Polosnya... jadi kasihan...

Itu yang ada di pikiran mereka semua. Semuanya bingung, harus diapakan ini anak...

"... Bagaimana kalau seharian ini... cari orang yang bisa menjadi ibumu?" saran Morgiana yang langsung menarik perhatian semua orang.

"Eeehhh?" Alibaba tampak bingung dengan perkataan Morgiana.

"Iya, ya," Ja'far mengangguk-angguk. "Sehari saja, kita carikan orang yang bisa menjadi seorang ibu," ia menoleh ke arah Sinbad.

"Kira-kira siapa yang cocok menjadi ibu ya..." Sinbad menerawang. Dan seketika saja, semua pandangan mata mengarah pada Ja'far, termasuk pandangan mata Aladdin yang berbinar-binar.

"A—apa?" Ja'far bingung diperhatikan begitu. "Ja—jangan bilang kalau aku..."

"Ya, kau, Ja'far," Sinbad tersenyum penuh arti.

"A—apa?!" Ja'far kaget. Wajahnya memerah. "A—aku?!"

"Iya ya... hanya dia yang cocok menjadi seorang ibu..." Alibaba mengangguk-angguk.

"He—hei! Kenapa aku?! Aku ini laki-laki! Kan masih ada perempuan lain seperti Morgiana-san atau yang lain!" Ja'far panik.

"Mor-san terlalu muda menjadi seorang ibu," Aladdin tersenyum polos. Ja'far facepalm.

"Sudahlah, Ja'far. Akui saja kalau kau ini cocok menjadi sosok ibu yang baik..." kata Sinbad sambil tersenyum penuh arti. Menahan tawa, begitu.

"Hee, tampaknya menarik," mata Aladdin berbinar-binar.

"Iya, jadi silahkan kau panggil dia Ja'far-kaasan," ujar Sinbad sambil tersenyum bangga. Alibaba dan yang lain—kecuali Ja'far—menahan tawa.

"A—apa-apaan itu Sin?!" teriak Ja'far panik. Wajahnya merah padam.

"Sudahlah, Ja'far, sehari ini saja kok," Sinbad tersenyum bijak ke arah Ja'far dan seketika membuat wajah Ja'far bersemu.

Aladdin tersenyum puas. Tapi tiba-tibanya ia menatap semuanya lagi. "Kalau ada ibu... berarti ada ayah, kan?" Aladdin menatap penuh harap, berharap seseorang di antara mereka mau menjadi ayah. Tentu saja semua pandangan mata—kecuali pandangan mata Ja'far—mengarah ke arah Sinbad.

"... Eh...? Aku?" Sinbad menunjuk dirinya sendiri, bingung. "Aku yang berperan sebagai 'ayah'?"

Semua mengangguk setuju.

"Ta—tapi— ah, aku kan tidak cocok jadi ayah," Sinbad mengangkat bahu, merendahkan diri.

"Tapi hanya Sinbad-san yang cocok dengan Ja'far-san," Aladdin tersenyum polos, mengiyakan. Tanpa sadar wajah Ja'far bersemu merah.

"Hmph, kalau itu permintaan 'anak', aku terima," Sinbad tertawa nakal. "Jadi, hari ini kau adalah anakku, Aladdin, dan..."

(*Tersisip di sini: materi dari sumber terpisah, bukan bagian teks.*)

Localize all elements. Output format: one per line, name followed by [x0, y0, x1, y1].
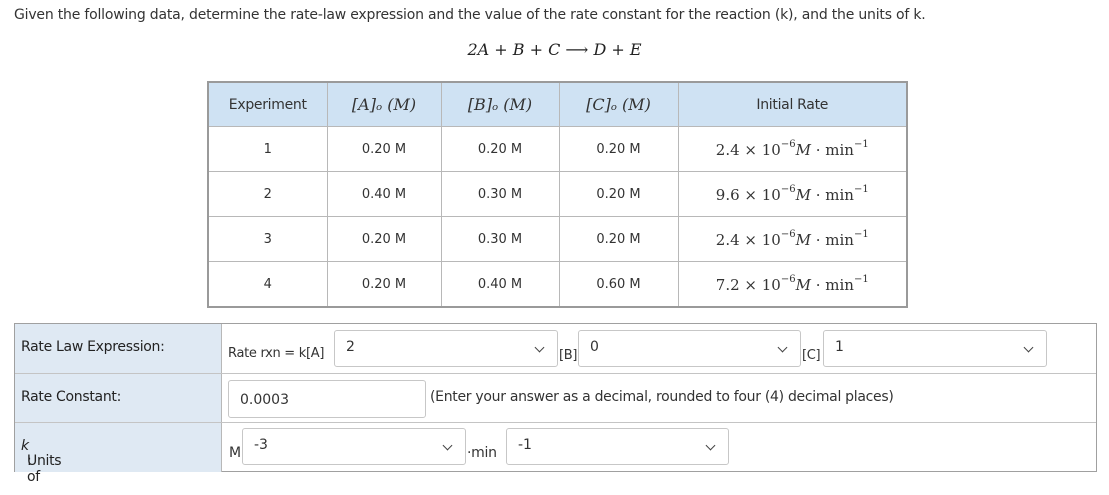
table-row: 3 0.20 M 0.30 M 0.20 M 2.4 × 10−6M · min… [207, 216, 908, 262]
cell-experiment: 1 [207, 126, 328, 172]
b-order-select[interactable]: 0 [578, 330, 801, 367]
table-header-row: Experiment [A]ₒ (M) [B]ₒ (M) [C]ₒ (M) In… [207, 81, 908, 127]
rate-constant-label: Rate Constant: [15, 374, 222, 423]
cell-b-conc: 0.30 M [440, 216, 560, 262]
cell-initial-rate: 2.4 × 10−6M · min−1 [677, 216, 908, 262]
header-c-conc: [C]ₒ (M) [558, 81, 679, 127]
rate-law-prefix: Rate rxn = k[A] [228, 346, 325, 361]
chevron-down-icon [1023, 342, 1034, 353]
reaction-equation: 2A + B + C ⟶ D + E [467, 40, 642, 59]
a-order-select[interactable]: 2 [334, 330, 558, 367]
table-row: 1 0.20 M 0.20 M 0.20 M 2.4 × 10−6M · min… [207, 126, 908, 172]
cell-experiment: 4 [207, 261, 328, 308]
rate-law-row: Rate Law Expression: Rate rxn = k[A] 2 [… [15, 324, 1096, 373]
cell-c-conc: 0.20 M [558, 126, 679, 172]
table-row: 2 0.40 M 0.30 M 0.20 M 9.6 × 10−6M · min… [207, 171, 908, 217]
cell-initial-rate: 9.6 × 10−6M · min−1 [677, 171, 908, 217]
cell-initial-rate: 7.2 × 10−6M · min−1 [677, 261, 908, 308]
rate-constant-input[interactable]: 0.0003 [228, 380, 426, 418]
cell-experiment: 2 [207, 171, 328, 217]
answer-panel: Rate Law Expression: Rate rxn = k[A] 2 [… [14, 323, 1097, 485]
cell-b-conc: 0.40 M [440, 261, 560, 308]
header-initial-rate: Initial Rate [677, 81, 908, 127]
table-row: 4 0.20 M 0.40 M 0.60 M 7.2 × 10−6M · min… [207, 261, 908, 308]
header-a-conc: [A]ₒ (M) [326, 81, 442, 127]
min-exponent-select[interactable]: -1 [506, 428, 729, 465]
chevron-down-icon [442, 440, 453, 451]
cell-experiment: 3 [207, 216, 328, 262]
chevron-down-icon [534, 342, 545, 353]
cell-a-conc: 0.20 M [326, 261, 442, 308]
cell-initial-rate: 2.4 × 10−6M · min−1 [677, 126, 908, 172]
cell-a-conc: 0.20 M [326, 216, 442, 262]
c-label: [C] [802, 348, 821, 363]
header-b-conc: [B]ₒ (M) [440, 81, 560, 127]
question-text: Given the following data, determine the … [14, 7, 926, 23]
header-experiment: Experiment [207, 81, 328, 127]
cell-b-conc: 0.20 M [440, 126, 560, 172]
data-table: Experiment [A]ₒ (M) [B]ₒ (M) [C]ₒ (M) In… [207, 81, 908, 308]
units-min-label: ·min [467, 445, 497, 461]
cell-c-conc: 0.20 M [558, 171, 679, 217]
rate-constant-row: Rate Constant: 0.0003 (Enter your answer… [15, 373, 1096, 423]
cell-a-conc: 0.40 M [326, 171, 442, 217]
chevron-down-icon [777, 342, 788, 353]
chevron-down-icon [705, 440, 716, 451]
units-label: Units of k: [15, 423, 222, 485]
m-exponent-select[interactable]: -3 [242, 428, 466, 465]
cell-c-conc: 0.20 M [558, 216, 679, 262]
cell-a-conc: 0.20 M [326, 126, 442, 172]
units-row: Units of k: M -3 ·min -1 [15, 422, 1096, 485]
rate-law-label: Rate Law Expression: [15, 324, 222, 373]
cell-c-conc: 0.60 M [558, 261, 679, 308]
rate-constant-hint: (Enter your answer as a decimal, rounded… [430, 389, 894, 405]
b-label: [B] [559, 348, 578, 363]
units-m-label: M [229, 445, 241, 461]
c-order-select[interactable]: 1 [823, 330, 1047, 367]
cell-b-conc: 0.30 M [440, 171, 560, 217]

Sinbad melingkarkan lengannya di leher Ja'far dan menarik lelaki itu ke pelukannya. "Kau adalah istriku, Ja'far."

Wajah Ja'far makin memerah. Kaget dengan perkataan Sinbad. "Si—Sin...!"

Aladdin tersenyum puas. Ia berlari melompat ke pelukan Sinbad dan Ja'far. "Sinbad-tousan! Ja'far-kaasan!"

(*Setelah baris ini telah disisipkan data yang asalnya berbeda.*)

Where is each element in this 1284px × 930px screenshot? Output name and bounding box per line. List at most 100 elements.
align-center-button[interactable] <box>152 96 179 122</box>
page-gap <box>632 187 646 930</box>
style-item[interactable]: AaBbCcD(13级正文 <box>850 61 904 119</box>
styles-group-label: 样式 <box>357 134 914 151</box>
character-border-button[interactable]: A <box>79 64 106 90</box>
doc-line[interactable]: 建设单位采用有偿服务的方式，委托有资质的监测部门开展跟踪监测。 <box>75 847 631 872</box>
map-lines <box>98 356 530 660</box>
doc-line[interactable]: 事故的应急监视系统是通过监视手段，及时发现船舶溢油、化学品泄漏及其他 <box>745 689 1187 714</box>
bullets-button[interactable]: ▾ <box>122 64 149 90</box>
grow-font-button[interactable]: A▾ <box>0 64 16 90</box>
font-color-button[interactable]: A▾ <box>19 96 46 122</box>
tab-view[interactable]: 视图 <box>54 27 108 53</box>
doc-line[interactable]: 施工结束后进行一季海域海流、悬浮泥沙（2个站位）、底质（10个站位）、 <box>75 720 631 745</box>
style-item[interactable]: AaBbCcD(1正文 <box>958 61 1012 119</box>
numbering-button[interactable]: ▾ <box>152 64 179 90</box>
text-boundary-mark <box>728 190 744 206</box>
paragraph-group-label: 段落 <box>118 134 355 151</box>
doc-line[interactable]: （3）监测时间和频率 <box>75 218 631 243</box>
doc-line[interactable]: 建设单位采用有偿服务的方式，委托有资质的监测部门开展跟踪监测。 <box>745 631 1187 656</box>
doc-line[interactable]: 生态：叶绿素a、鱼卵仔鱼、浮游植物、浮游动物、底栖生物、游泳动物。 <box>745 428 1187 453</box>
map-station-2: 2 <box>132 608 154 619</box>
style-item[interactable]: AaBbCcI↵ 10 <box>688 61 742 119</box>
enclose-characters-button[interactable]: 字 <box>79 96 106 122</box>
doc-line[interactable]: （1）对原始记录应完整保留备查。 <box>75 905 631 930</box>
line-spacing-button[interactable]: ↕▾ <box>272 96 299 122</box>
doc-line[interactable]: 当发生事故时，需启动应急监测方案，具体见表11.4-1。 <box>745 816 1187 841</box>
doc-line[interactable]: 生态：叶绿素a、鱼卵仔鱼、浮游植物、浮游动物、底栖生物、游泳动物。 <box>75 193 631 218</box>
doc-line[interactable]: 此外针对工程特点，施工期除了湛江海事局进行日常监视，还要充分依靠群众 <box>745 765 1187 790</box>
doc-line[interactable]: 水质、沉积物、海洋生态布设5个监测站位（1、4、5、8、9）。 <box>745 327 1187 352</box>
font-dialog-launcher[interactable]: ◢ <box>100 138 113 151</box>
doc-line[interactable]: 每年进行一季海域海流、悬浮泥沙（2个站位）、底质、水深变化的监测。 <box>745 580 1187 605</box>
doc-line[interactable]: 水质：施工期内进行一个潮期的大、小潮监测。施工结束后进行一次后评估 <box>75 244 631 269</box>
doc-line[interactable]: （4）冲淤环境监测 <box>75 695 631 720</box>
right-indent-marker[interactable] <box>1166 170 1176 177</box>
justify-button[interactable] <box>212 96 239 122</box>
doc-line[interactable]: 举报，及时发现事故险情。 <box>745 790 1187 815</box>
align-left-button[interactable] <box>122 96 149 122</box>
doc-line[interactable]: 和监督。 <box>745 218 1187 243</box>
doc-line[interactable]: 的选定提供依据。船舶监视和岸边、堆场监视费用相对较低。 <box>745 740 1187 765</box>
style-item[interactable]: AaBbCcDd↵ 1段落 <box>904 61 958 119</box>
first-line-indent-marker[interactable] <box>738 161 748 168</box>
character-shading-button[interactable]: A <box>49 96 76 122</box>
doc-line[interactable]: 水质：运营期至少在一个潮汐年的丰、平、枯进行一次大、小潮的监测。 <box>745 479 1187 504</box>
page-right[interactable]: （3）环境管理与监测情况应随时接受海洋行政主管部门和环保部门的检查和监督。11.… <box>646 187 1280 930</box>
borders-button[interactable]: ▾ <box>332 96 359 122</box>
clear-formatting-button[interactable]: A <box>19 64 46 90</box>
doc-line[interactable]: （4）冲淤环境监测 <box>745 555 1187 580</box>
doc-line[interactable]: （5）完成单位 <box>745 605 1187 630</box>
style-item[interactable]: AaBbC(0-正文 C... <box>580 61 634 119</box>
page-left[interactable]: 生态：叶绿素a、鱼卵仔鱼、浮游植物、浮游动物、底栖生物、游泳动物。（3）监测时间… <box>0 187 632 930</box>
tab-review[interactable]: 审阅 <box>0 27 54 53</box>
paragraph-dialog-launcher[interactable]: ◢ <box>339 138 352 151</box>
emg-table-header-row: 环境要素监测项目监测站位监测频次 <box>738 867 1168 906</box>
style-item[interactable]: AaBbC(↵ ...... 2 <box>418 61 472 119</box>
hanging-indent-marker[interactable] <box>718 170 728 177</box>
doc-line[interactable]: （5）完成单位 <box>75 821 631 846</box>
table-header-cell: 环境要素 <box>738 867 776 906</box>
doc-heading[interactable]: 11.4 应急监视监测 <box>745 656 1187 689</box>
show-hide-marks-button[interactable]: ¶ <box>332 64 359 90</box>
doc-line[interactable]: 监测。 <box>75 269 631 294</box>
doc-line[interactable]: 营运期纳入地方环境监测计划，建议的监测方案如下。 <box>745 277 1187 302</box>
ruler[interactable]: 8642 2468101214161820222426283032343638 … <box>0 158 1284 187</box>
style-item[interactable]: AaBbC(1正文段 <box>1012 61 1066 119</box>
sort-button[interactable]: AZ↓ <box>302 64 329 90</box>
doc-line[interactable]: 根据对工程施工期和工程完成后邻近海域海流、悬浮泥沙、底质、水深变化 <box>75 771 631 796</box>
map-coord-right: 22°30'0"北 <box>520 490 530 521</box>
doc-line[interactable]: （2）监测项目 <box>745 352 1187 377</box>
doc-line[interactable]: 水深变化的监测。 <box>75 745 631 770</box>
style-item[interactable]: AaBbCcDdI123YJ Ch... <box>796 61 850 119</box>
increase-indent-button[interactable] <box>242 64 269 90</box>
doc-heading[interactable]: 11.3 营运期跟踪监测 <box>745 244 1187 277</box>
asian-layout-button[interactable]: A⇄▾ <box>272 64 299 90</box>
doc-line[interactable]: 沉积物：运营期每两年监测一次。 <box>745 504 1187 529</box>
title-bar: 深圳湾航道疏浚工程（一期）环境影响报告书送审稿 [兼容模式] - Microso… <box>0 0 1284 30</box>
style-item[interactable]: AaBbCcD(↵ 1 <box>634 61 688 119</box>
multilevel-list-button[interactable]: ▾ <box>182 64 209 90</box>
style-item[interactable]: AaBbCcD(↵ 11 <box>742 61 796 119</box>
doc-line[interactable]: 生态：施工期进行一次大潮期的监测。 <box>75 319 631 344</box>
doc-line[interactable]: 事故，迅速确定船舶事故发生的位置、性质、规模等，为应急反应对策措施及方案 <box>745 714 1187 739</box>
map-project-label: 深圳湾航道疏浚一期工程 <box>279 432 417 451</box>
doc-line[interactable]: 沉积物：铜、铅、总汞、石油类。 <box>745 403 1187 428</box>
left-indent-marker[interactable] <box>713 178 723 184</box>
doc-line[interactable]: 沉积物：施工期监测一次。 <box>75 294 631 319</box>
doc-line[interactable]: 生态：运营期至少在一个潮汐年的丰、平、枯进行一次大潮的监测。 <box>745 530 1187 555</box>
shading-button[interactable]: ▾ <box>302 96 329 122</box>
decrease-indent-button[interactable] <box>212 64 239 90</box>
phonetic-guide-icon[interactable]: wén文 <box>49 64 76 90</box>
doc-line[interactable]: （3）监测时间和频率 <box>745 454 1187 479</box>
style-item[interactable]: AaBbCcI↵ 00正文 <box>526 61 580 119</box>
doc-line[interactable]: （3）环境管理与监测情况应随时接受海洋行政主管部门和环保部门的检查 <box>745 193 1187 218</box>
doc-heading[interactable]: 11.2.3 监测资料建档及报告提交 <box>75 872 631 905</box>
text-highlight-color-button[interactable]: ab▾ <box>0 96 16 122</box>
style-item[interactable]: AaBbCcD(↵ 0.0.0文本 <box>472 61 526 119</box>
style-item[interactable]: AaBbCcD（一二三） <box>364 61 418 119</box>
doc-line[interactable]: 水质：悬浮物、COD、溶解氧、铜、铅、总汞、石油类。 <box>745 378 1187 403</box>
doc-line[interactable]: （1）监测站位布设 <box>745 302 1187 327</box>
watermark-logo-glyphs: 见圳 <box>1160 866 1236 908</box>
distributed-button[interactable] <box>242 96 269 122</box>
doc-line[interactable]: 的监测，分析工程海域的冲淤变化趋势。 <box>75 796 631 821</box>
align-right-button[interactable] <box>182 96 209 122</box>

Semuanya terdiam dan tenggelam dalam khayalan masing-masing melihat 'keluarga bahagia' yang ada di depan mereka. Keluarga bahagia. Happy family.

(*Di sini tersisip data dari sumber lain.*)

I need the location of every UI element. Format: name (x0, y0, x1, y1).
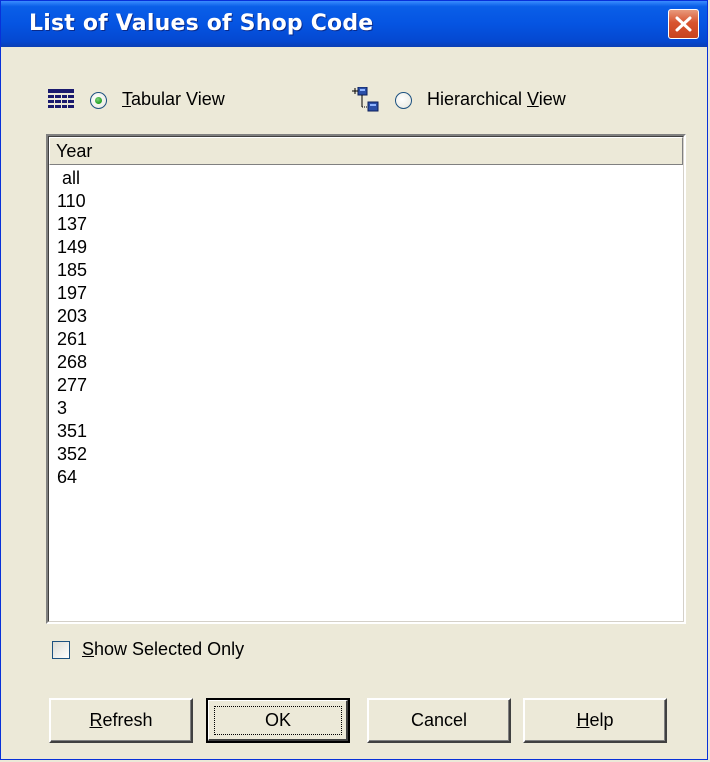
list-item[interactable]: 277 (57, 374, 87, 397)
close-icon (675, 16, 692, 32)
hierarchy-tree-icon (352, 87, 379, 112)
refresh-button[interactable]: Refresh (49, 698, 193, 743)
values-list-inner: Year all 110 137 149 185 197 203 261 268 277 3 351 3… (48, 136, 684, 622)
ok-button[interactable]: OK (206, 698, 350, 743)
hierarchical-view-radio[interactable] (395, 92, 412, 109)
show-selected-text: how Selected Only (94, 639, 245, 659)
show-selected-mnemonic: S (82, 639, 95, 659)
hierarchical-label-prefix: Hierarchical (427, 89, 528, 109)
tabular-label-text: abular View (131, 89, 225, 109)
column-header-year[interactable]: Year (49, 137, 683, 165)
close-button[interactable] (668, 9, 699, 39)
list-item[interactable]: 64 (57, 466, 87, 489)
list-item[interactable]: 3 (57, 397, 87, 420)
view-mode-row: Tabular View Hierarchical View (1, 87, 707, 117)
cancel-button[interactable]: Cancel (367, 698, 511, 743)
column-header-label: Year (56, 141, 93, 161)
list-item[interactable]: 197 (57, 282, 87, 305)
list-item[interactable]: 149 (57, 236, 87, 259)
help-mnemonic: H (576, 710, 590, 730)
cancel-button-label: Cancel (410, 710, 468, 730)
title-bar[interactable]: List of Values of Shop Code (1, 1, 707, 47)
show-selected-only-row[interactable]: Show Selected Only (52, 639, 352, 663)
hierarchical-label-text: iew (538, 89, 566, 109)
refresh-label-text: efresh (102, 710, 153, 730)
list-item[interactable]: 110 (57, 190, 87, 213)
refresh-mnemonic: R (89, 710, 103, 730)
list-item[interactable]: 203 (57, 305, 87, 328)
radio-selected-dot (95, 97, 102, 104)
list-item[interactable]: all (57, 167, 87, 190)
hierarchical-view-label[interactable]: Hierarchical View (427, 89, 566, 110)
refresh-button-label: Refresh (89, 710, 152, 730)
list-item[interactable]: 261 (57, 328, 87, 351)
values-list[interactable]: Year all 110 137 149 185 197 203 261 268 277 3 351 3… (46, 134, 686, 624)
help-button-label: Help (576, 710, 613, 730)
help-label-text: elp (589, 710, 614, 730)
tabular-view-radio[interactable] (90, 92, 107, 109)
tabular-mnemonic: T (122, 89, 131, 109)
grid-table-icon (48, 89, 74, 108)
ok-button-label: OK (264, 710, 291, 730)
list-item[interactable]: 352 (57, 443, 87, 466)
list-item[interactable]: 185 (57, 259, 87, 282)
help-button[interactable]: Help (523, 698, 667, 743)
dialog-window: List of Values of Shop Code Tabular View (0, 0, 708, 760)
hierarchical-mnemonic: V (527, 89, 539, 109)
tabular-view-label[interactable]: Tabular View (122, 89, 225, 110)
list-item[interactable]: 351 (57, 420, 87, 443)
list-item[interactable]: 268 (57, 351, 87, 374)
values-rows: all 110 137 149 185 197 203 261 268 277 3 351 352 64 (57, 167, 87, 489)
list-item[interactable]: 137 (57, 213, 87, 236)
window-title: List of Values of Shop Code (29, 11, 374, 36)
show-selected-only-checkbox[interactable] (52, 641, 70, 659)
show-selected-only-label[interactable]: Show Selected Only (82, 639, 244, 660)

Ma—manisnya... itu yang ada di pikiran semuanya.

Manis. Manis sekali. Bayangkan saja seberapa manis keluarga kecil itu.

"Nah, kalau begitu," Alibaba tersenyum. "Boleh aku menjadi kakaknya?"

Semua pandangan mata mengarah ke Alibaba.

"Boleh saja!" jawab Aladdin dan Sinbad berbarengan. "Bersama Mor-san!"

"Masrur, kau juga," ajak Sinbad. Ya, pada akhirnya keluarga itu menjadi lebih besar, dengan ibu Ja'far, ayah Sinbad, kakak Masrur, kakak Alibaba, kakak Morgiana, dan Aladdin. Manis sekali.

Akhirnya melenceng dari target awal, Masrur, Alibaba, Morgiana, dan Aladdin malah asik bermain bersama, meninggalkan Sinbad yang tak mau melepaskan genggaman tangannya pada tangan Ja'far.

"Nah, mama Ja'far," Sinbad mendekatkan wajahnya pada wajah Ja'far yang bersemu merah. "Nanti malam kita mau melakukan apa?"

Ditanya begitu, wajah Ja'far semakin merah padam. Benar-benar Tsundere. "Ja—jangan bertanya hal semacam itu!" Ja'far mengalihkan pandangannya. Sinbad memasang tampang kecewa yang membuat Ja'far luluh juga.

"... Ta—tapi, kalau hanya malam ini... ya sudahlah..." gumam Ja'far pelan tanpa menatap Sinbad.

Sinbad tersenyum puas. Ia memeluk Ja'far erat dan mencium keningnya. "Baiklah, nanti malam, ya, mama Ja'far?"